Сдержанность, холодность и равнодушие по отношению к ней, которые Рауль не мог скрывать, она приписывала светским приличиям и относила их за счет его благовоспитанности; но, к ее большому удивлению, эта сдержанность и эта холодность сохранялись постоянно; как путник, обманутый на мгновение видением миража, вместо благотворного источника, у которого он надеялся смочить губы, видит вокруг себя лишь пустыню и раскаленные пески, так и Эмма испытывала — не перед маркизом д’Эскоманом, но перед жизнью, уготавливающей людям подобные разочарования, — страх, перед которым опасения Сюзанны казались лишь детским испугом.
В жизнь маркиза д’Эскомана женитьба, напротив, не внесла никаких перемен.
Разве только на конюшне у него прибавились две лошади, а в доме появился еще один повар; кроме того, поскольку Маргарита Жели, любовница маркиза, сочла своим долгом казаться глубоко опечаленной его браком, Рауль, будучи истинным дворянином, изъял одну из трех кашемировых шалей, положенных им в свадебную корзину своей невесты, и преподнес ее Маргарите, на чьих плечах эта шаль вызывала восхищение и зависть всех жительниц Шатодёна.
Кругу своих друзей и Маргарите он уделял ровно столько же времени, сколько и до женитьбы на Эмме; лошади и собаки по-прежнему составляли все ту же часть его привязанностей, а карточная игра — его доходов.
Но вместе с тем в Шатодёне маркиз чувствовал настоящее одиночество, и он попытался чем-то заполнить его, как мы уже отмечали перед тем как перейти к отступлению, которое только что закончилось.
С кавалерами ордена Святого Людовика у него не могло быть никаких общих дел: все их время и все их способности были поглощены бесконечными толкованиями статей из "Французской газеты" и "Ежедневной газеты".
Учащиеся коллежа выглядели в этом смысле лучше, и некоторые из них уже обнаружили наиболее счастливые свои дарования.
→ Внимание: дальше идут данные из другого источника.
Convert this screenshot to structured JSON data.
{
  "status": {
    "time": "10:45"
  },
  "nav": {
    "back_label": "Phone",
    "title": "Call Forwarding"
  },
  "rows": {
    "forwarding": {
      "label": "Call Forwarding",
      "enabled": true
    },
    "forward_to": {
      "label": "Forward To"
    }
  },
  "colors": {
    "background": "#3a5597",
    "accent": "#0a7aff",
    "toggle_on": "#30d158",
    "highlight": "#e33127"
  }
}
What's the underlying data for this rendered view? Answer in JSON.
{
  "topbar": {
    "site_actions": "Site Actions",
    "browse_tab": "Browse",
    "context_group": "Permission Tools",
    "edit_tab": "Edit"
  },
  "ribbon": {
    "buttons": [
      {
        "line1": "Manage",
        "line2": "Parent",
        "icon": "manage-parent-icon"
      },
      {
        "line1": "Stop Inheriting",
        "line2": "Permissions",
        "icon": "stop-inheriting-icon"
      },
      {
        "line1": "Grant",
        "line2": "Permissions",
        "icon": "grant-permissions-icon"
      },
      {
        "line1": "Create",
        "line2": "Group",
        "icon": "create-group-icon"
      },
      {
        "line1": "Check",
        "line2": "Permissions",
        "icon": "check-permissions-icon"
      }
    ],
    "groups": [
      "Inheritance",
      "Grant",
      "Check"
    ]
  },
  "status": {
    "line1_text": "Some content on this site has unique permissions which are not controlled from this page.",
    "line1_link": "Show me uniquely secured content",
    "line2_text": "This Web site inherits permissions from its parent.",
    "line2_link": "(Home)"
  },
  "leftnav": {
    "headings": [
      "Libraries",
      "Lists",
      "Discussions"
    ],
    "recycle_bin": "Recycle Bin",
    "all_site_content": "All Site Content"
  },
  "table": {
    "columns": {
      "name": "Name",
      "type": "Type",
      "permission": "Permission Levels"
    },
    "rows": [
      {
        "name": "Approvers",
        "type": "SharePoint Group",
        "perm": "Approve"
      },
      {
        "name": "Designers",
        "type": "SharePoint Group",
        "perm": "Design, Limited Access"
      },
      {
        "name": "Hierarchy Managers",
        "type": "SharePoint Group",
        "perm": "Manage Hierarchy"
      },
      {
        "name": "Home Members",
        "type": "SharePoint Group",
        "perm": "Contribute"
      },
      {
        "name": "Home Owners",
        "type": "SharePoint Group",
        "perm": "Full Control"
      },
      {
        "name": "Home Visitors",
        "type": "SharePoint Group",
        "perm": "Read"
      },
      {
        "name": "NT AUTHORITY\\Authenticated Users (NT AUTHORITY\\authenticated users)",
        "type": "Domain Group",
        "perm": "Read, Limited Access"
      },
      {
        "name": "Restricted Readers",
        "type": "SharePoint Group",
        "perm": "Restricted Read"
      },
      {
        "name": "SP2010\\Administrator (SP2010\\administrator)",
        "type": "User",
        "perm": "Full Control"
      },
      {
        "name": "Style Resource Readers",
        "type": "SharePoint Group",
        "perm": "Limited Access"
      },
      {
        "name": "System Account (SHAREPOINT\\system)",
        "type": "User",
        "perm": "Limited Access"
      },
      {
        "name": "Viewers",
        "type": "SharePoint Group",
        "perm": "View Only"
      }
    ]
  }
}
Господин д’Эскоман решил не дать им пропасть и определился к молодежи наставником.
Но вовсе не к риторике и философии направлял маркиз занятия юнцов, а к тому, что составляет одновременно и доблести дворянина, и пороки Арлекина: к картам, вину и женщинам.
Спустя полгода г-н д’Эскоман с полным правом мог гордиться своими учениками: они совершенно перевернули жизнь города Шатодёна. Элегантные экипажи разъезжали по местам гуляний; ночные серенады охотничьих рожков заглушали звон колоколов, отзвуки которых одни прежде нарушали тишину, и всю ночь не давали спать мирным жителям старого городка; эти фанфары сменялись веселым пением беспутных компаний, стоившим многим горожанам бессонных ночей; множество ситцевых платьев сменилось на шелковые и бархатные, и многие матери оплакивали своих дочерей, сбившихся с пути истинного; наконец, местные ханжи, крестясь, подсчитывали огромные суммы, проигранные молодыми вертопрахами в клубе, к л обе или к л оубе (шатодёнское общество никак не могло договориться о произношении этого слова, столь нового для него, как и нравы тех, кто принес его в городок).